The morning's bullish trend gave way to 2 hours of indecision before price action turned bearish with a sharp sell-off into the close. Though today's intraday price exceeded yesterday's high, it closed below yesterday's low — resulting in a "Bearish Engulfing" candlestick pattern. The significance of this common candlestick pattern is drastically increased when it occurs after a large rally that is followed by sideways price movement.
This pattern combination often serves as a good warning signal for long-only retail traders to reduce their spec bets because it is precisely where technically oriented institutional traders (and many automated trading systems) will attempt to swing with size on the short side. Why? Because they can precisely define their capital at risk with tight stops on the upside and continue to pyramid in scale to the down.
Take a look at the weekly S&P 500 futures chart below to see that the last four instances of a "Bearish Engulfing" candlestick patterns preceded sharp sell-offs. Candlestick patterns are fractal in nature and it would not be surprising if this daily "Bearish Engulfing" candlestick pattern marked the start of a sell-off over the next few weeks.
But — and this is the fun part — in today's age of automated algo driven markets, basic forms of technical analysis often work much better when they don't. Wait, what?
In the not too distant past when carbon based life forms known as 'humans' were responsible for trading markets, breakdowns and breakouts begat follow-through days and continuation moves that lasted weeks, if not months, until the completion of the pattern. What occurs much more often now, thanks to the dominance of program trading, is that asset classes trade up to or just through the extremes of their recent ranges in order to forcibly trigger orders before returning back into range congestion.
What this means is that technical indicators measuring price and verticality across time, tick and volume have become more important than ever before.
Emphasizing Divergences: Making the Case for a Triple Top
What emphasizes the case for a triple top are multiple bearish divergences on both of our Super RSI and Super MACD Indicators. These new and improved versions of the classic RSI and MACD are able to spot divergences and issue some of the most accurate divergence signals of any trading indicators. As you can see on the chart below, both the Super RSI and Super MACD issued bullish divergences at the market bottom on February 12th and have recently issued bearish divergence signals on April 20th and 21st, which coincide with the all-time high of the S&P 500 Futures.
Monthly, Weekly and Daily Perspective of the S&P 500 Futures
In order to push to a new monthly high for the S&P 500 futures, we would need an ES close over 2072.25 (July 2015's monthly closing level). The candlestick behavior of recent monthly bars is noteworthy because partial to full recoveries were made after price washouts — there were several "V" shaped sell-offs and rallies over the past 8 months, resulting in 4 different monthly bars that have huge bottom wicks. This wicks serve to illustrate for technicians that bears were able to bring the market down to the lower edge of its range but that they could not keep it down there or create a breakdown lower.

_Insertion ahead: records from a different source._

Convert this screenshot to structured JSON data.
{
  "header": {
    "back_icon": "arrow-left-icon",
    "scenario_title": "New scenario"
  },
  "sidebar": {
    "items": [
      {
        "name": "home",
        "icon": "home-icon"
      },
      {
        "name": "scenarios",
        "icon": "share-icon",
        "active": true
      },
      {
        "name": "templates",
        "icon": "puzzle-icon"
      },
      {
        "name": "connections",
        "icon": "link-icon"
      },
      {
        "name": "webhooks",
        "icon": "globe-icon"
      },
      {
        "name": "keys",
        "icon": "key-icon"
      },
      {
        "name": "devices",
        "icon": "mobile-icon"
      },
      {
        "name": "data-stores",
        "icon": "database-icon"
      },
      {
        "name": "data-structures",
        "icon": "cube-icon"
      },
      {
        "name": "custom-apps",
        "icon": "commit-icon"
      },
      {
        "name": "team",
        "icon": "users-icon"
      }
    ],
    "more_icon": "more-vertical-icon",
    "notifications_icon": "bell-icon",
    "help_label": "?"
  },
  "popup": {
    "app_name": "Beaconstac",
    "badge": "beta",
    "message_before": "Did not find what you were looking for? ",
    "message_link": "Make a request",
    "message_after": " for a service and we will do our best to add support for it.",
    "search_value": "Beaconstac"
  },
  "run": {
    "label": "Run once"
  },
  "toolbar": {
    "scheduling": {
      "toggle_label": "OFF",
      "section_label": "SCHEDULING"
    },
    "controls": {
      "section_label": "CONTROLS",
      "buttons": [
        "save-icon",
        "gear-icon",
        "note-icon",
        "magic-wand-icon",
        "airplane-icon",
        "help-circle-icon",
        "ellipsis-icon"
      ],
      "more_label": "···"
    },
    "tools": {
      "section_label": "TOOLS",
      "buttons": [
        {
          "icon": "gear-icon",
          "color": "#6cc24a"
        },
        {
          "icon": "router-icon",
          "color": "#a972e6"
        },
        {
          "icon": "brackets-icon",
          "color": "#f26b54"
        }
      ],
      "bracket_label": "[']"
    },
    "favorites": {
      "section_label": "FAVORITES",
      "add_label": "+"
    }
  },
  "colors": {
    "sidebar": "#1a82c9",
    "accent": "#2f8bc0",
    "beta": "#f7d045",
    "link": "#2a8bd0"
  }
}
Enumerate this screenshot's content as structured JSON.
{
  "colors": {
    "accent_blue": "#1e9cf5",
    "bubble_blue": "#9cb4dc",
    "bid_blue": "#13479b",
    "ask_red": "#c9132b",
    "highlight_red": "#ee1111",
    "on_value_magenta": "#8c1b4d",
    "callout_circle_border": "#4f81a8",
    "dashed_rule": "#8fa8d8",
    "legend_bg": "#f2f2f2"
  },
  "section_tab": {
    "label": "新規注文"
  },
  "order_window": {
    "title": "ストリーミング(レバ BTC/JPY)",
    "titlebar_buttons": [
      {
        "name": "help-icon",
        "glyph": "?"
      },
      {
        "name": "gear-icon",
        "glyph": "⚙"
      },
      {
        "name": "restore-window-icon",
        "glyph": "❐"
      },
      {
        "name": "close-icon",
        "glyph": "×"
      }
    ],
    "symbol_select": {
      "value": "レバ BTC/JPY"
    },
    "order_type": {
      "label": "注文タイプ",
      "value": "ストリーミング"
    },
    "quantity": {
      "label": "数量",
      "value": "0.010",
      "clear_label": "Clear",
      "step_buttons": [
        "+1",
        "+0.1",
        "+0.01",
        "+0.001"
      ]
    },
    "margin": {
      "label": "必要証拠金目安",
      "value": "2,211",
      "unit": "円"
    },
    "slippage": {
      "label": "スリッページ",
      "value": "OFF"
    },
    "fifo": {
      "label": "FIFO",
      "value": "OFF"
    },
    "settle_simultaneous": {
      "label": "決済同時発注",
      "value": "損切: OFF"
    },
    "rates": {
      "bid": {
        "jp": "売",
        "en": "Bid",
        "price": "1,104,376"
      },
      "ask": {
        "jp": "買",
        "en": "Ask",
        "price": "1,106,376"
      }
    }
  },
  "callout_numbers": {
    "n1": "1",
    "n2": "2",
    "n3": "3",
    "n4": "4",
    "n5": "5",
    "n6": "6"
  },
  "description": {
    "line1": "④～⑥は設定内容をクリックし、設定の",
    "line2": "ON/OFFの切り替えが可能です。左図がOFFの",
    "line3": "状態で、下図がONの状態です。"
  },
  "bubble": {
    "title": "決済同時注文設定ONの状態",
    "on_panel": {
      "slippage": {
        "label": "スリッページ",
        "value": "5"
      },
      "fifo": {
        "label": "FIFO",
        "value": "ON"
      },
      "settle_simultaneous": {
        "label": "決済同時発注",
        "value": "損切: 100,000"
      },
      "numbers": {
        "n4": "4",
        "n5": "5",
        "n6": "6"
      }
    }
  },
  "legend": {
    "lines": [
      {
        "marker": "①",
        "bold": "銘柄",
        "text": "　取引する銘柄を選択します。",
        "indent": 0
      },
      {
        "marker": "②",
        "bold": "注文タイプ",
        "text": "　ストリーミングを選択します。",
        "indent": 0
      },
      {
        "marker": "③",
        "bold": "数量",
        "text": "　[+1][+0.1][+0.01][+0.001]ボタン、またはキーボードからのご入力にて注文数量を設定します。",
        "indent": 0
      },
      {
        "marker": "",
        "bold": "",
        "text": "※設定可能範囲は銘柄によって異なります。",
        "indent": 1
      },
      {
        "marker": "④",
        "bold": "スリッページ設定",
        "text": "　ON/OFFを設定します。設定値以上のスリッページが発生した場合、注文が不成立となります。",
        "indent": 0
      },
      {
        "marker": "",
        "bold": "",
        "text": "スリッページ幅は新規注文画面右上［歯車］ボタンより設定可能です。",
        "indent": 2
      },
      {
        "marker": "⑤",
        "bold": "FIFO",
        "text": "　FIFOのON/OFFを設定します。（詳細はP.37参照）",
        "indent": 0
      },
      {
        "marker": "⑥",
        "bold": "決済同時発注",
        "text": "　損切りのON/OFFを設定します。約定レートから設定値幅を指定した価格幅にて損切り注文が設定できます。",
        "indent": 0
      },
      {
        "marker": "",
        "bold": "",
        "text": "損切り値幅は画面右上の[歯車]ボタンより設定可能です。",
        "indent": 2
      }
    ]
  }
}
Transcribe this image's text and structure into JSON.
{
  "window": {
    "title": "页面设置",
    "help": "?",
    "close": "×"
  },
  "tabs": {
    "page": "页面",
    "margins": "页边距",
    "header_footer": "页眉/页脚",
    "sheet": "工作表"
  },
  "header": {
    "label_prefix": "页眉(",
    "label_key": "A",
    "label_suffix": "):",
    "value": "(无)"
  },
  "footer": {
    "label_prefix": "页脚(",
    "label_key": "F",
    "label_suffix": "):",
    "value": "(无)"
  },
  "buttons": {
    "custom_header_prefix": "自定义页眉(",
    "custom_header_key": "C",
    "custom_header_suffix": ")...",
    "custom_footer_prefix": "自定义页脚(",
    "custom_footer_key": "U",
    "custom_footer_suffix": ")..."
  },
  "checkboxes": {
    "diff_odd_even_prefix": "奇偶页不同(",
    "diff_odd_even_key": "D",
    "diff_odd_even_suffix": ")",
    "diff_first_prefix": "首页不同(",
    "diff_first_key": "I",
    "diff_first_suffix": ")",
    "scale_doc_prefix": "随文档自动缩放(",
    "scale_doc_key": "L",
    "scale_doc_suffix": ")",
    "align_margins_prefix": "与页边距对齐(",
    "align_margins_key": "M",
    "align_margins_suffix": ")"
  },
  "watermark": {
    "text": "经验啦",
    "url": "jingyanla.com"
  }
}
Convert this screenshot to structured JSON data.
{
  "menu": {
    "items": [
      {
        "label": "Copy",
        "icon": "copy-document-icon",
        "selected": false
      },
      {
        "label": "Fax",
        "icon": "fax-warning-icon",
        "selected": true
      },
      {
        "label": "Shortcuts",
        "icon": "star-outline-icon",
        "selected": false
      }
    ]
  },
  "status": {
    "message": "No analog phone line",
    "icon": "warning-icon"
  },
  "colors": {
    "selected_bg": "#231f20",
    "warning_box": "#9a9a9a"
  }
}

For those new to candlesticks: the 'real body', i.e. the box, marks the opening and closing price levels of each bar (each bar represents a specific interval period of time, below is monthly); and the 'wick', i.e. the wick of a candle, marks the high and low extremes of price during each bar.
While it remains possible that price could explode higher or lower without much warning, large upper wicks are exactly what bears will want to see in months ahead. Large upper wicks combined with a failure of price to reclaim closing above the 2,100 level would significantly increase the possibility for a sell-off if not an outright triple top. Conversely, a push higher that reclaims the 2,100 level by closing above it would likely to lead to another small-medium sized rally (7-11%) to new highs. And any monthly close over 2100 would likely see an immediate 3-4% jolt higher as shorts close positions by buying in and risk-parity funds add yet further to their equity weightings.
S&P 500 Futures (ES) - Monthly Chart
S&P 500 Futures (ES) - Weekly Chart
When looking at the chart of the weekly ES, we would need a close over 2092.50 (weekly close of July 17th, 2015) to push to a new weekly closing high — but in this instance the weekly is not as important as either a new monthly closing high or a new daily closing high.
S&P 500 Futures (ES) - Daily Chart
And lastly, looking at the daily chart , we really need a close above the strong psychological resistance level that surrounds round number 2,100 in order to keep the bullish trend intact.
Unless there is a daily close (preferably multiple daily closes) above the 2,100 level, the bears may be getting ready to bring the S&P 500 futures back down to re-test their lower level of support that surrounds 1,800 for a fifth time.